Après Elle l’adore, qui explorait les relations aliénantes entre une fan et son idole au sein d’un scénario rocambolesque, Jeanne Herry pose son regard sur un sujet passionnant et peu exploré au cinéma. Pupille, film solaire, bouleversant de justesse, explore l’abandon d’un nourrisson et les premiers mois de sa mise à l’adoption.
C’est la première séquence du film. Alice, jeune femme de 41 ans qui bataille depuis dix ans pour pouvoir adopter un enfant, se voit annoncer que Théo, 3 mois, va devenir son fils. Alice à l’écran, c’est Élodie Bouchez. Et dans cette scène, comme dans toutes les autres, elle est bouleversante. Son visage, tour à tour de face et de profil, emplit l’écran et fait passer une émotion rare. Son expression de sidération absolue, son écoute incrédule, son regard éberlué, irradient d’une justesse telle qu’on se demande pourquoi le cinéma ne lui a pas proposé davantage de rôles marquants depuis Les Roseaux sauvages ou La Vie rêvée des anges.
C’est aussi que Jeanne Herry est dotée d’un sens de la direction d’acteur remarquable. Dans Elle l’adore, on se souvient de Sandrine Kiberlain atteignant des sommets de comédie, notamment dans une hilarante séquence d’interrogatoire. Dans Pupille, film plus choral et ample, l’ensemble du casting sonne vrai. Sandrine Kiberlain émeut en amoureuse secrète ; Olivia Côte, avec sa présence ferme et sereine épate à chaque apparition ; Gilles Lellouche joue avec tendresse un père provisoire attachant ; Clotilde Mollet fait une formidable assistante sociale à la voix singulière ; Miou-Miou apporte une grande douceur à l’ensemble, tout comme la gracieuse Stéfi Celma, qu’il est réjouissant de voir au cinéma après la série Dix pour cent. Chacun fait vibrer les cordes sensibles de ce scénario, écrit par Jeanne Herry, qui donne à comprendre les rouages de la mise à l’adoption.
La structure de son récit est judicieuse : la narration remonte le temps et dessine chaque étape-clé en faisant entrer en scène, un à un, tous les professionnels impliqués dans le processus de la prise en charge du petit pupille du titre. Car entre la mère qui abandonne son enfant et celle à laquelle il sera finalement confié, il y a un monde : des lois, des règles et des personnes qui endossent l’immense responsabilité de choisir les parents adoptifs.
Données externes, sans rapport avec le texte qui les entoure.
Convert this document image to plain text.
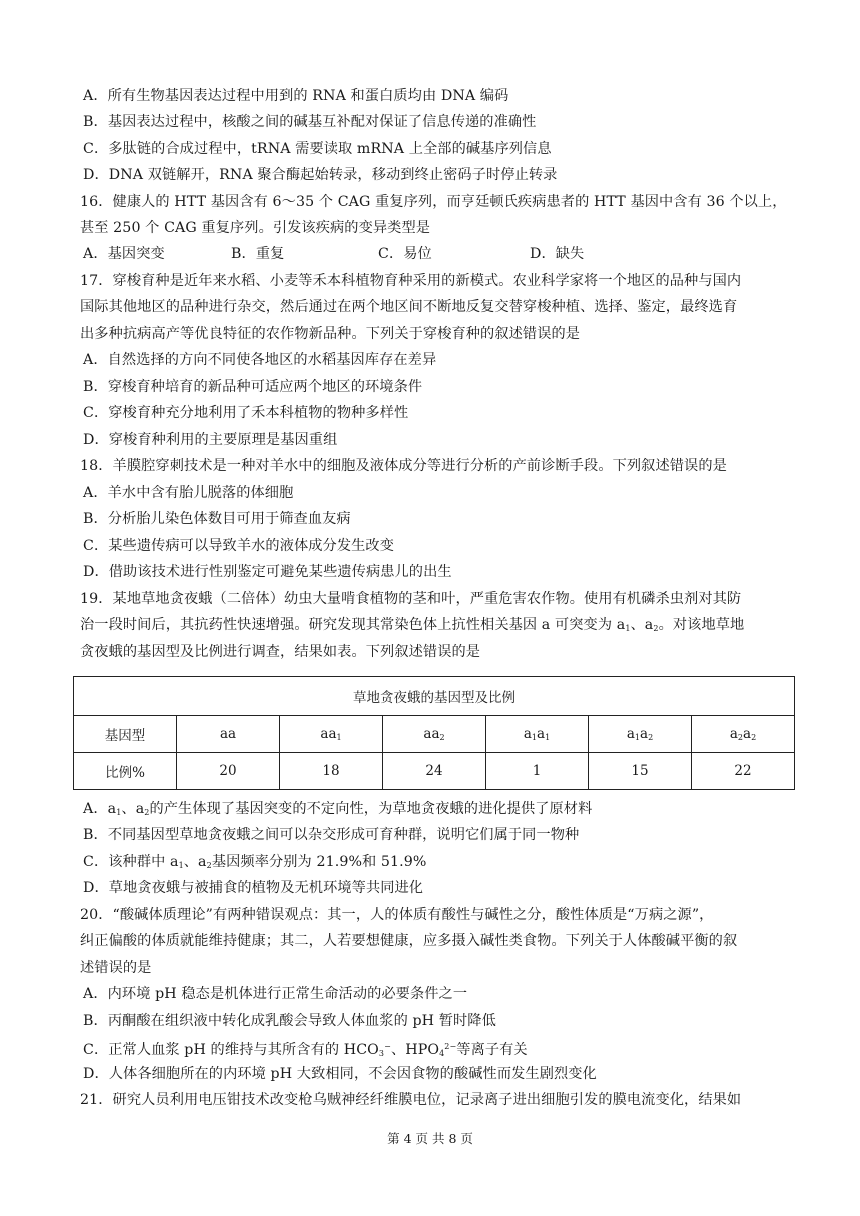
A．所有生物基因表达过程中用到的 RNA 和蛋白质均由 DNA 编码
B．基因表达过程中，核酸之间的碱基互补配对保证了信息传递的准确性
C．多肽链的合成过程中，tRNA 需要读取 mRNA 上全部的碱基序列信息
D．DNA 双链解开，RNA 聚合酶起始转录，移动到终止密码子时停止转录
16．健康人的 HTT 基因含有 6～35 个 CAG 重复序列，而亨廷顿氏疾病患者的 HTT 基因中含有 36 个以上，
甚至 250 个 CAG 重复序列。引发该疾病的变异类型是
A．基因突变	B．重复	C．易位	D．缺失
17．穿梭育种是近年来水稻、小麦等禾本科植物育种采用的新模式。农业科学家将一个地区的品种与国内
国际其他地区的品种进行杂交，然后通过在两个地区间不断地反复交替穿梭种植、选择、鉴定，最终选育
出多种抗病高产等优良特征的农作物新品种。下列关于穿梭育种的叙述错误的是
A．自然选择的方向不同使各地区的水稻基因库存在差异
B．穿梭育种培育的新品种可适应两个地区的环境条件
C．穿梭育种充分地利用了禾本科植物的物种多样性
D．穿梭育种利用的主要原理是基因重组
18．羊膜腔穿刺技术是一种对羊水中的细胞及液体成分等进行分析的产前诊断手段。下列叙述错误的是
A．羊水中含有胎儿脱落的体细胞
B．分析胎儿染色体数目可用于筛查血友病
C．某些遗传病可以导致羊水的液体成分发生改变
D．借助该技术进行性别鉴定可避免某些遗传病患儿的出生
19．某地草地贪夜蛾（二倍体）幼虫大量啃食植物的茎和叶，严重危害农作物。使用有机磷杀虫剂对其防
治一段时间后，其抗药性快速增强。研究发现其常染色体上抗性相关基因 a 可突变为 $a_1$、$a_2$。对该地草地
贪夜蛾的基因型及比例进行调查，结果如表。下列叙述错误的是
草地贪夜蛾的基因型及比例						
基因型	aa	$aa_1$	$aa_2$	$a_1a_1$	$a_1a_2$	$a_2a_2$
比例%	20	18	24	1	15	22
A．$a_1$、$a_2$的产生体现了基因突变的不定向性，为草地贪夜蛾的进化提供了原材料
B．不同基因型草地贪夜蛾之间可以杂交形成可育种群，说明它们属于同一物种
C．该种群中 $a_1$、$a_2$基因频率分别为 21.9%和 51.9%
D．草地贪夜蛾与被捕食的植物及无机环境等共同进化
20．“酸碱体质理论”有两种错误观点：其一，人的体质有酸性与碱性之分，酸性体质是“万病之源”，
纠正偏酸的体质就能维持健康；其二，人若要想健康，应多摄入碱性类食物。下列关于人体酸碱平衡的叙
述错误的是
A．内环境 pH 稳态是机体进行正常生命活动的必要条件之一
B．丙酮酸在组织液中转化成乳酸会导致人体血浆的 pH 暂时降低
C．正常人血浆 pH 的维持与其所含有的 $HCO_3^-$、$HPO_4^{2-}$等离子有关
D．人体各细胞所在的内环境 pH 大致相同，不会因食物的酸碱性而发生剧烈变化
21．研究人员利用电压钳技术改变枪乌贼神经纤维膜电位，记录离子进出细胞引发的膜电流变化，结果如
第 4 页 共 8 页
Et tout autour, de l’espoir, des doutes, de la douleur et une envie d’aimer.
Jeanne Herry, très documentée, tisse sa fiction autour de personnages bien dessinés et d’une idée forte : celle de la réceptivité des bébés au langage, aux mots et à la voix – idée que Françoise Dolto comme sa fille, Catherine, qui fit connaître l’haptonomie, défendaient ardemment. Elle fait de cette certitude – la sécurité affective de l’enfant, nécessaire à son bon développement, naît en grande partie du fait qu’on lui parle et lui dit vrai – son axe narratif autour duquel pivotent tension et émotions dans un récit sur le fil entre drame et comédie. Son film, instructif et captivant, dégage une lumière qui stimule la conscience de celui qui le reçoit et touche au cœur.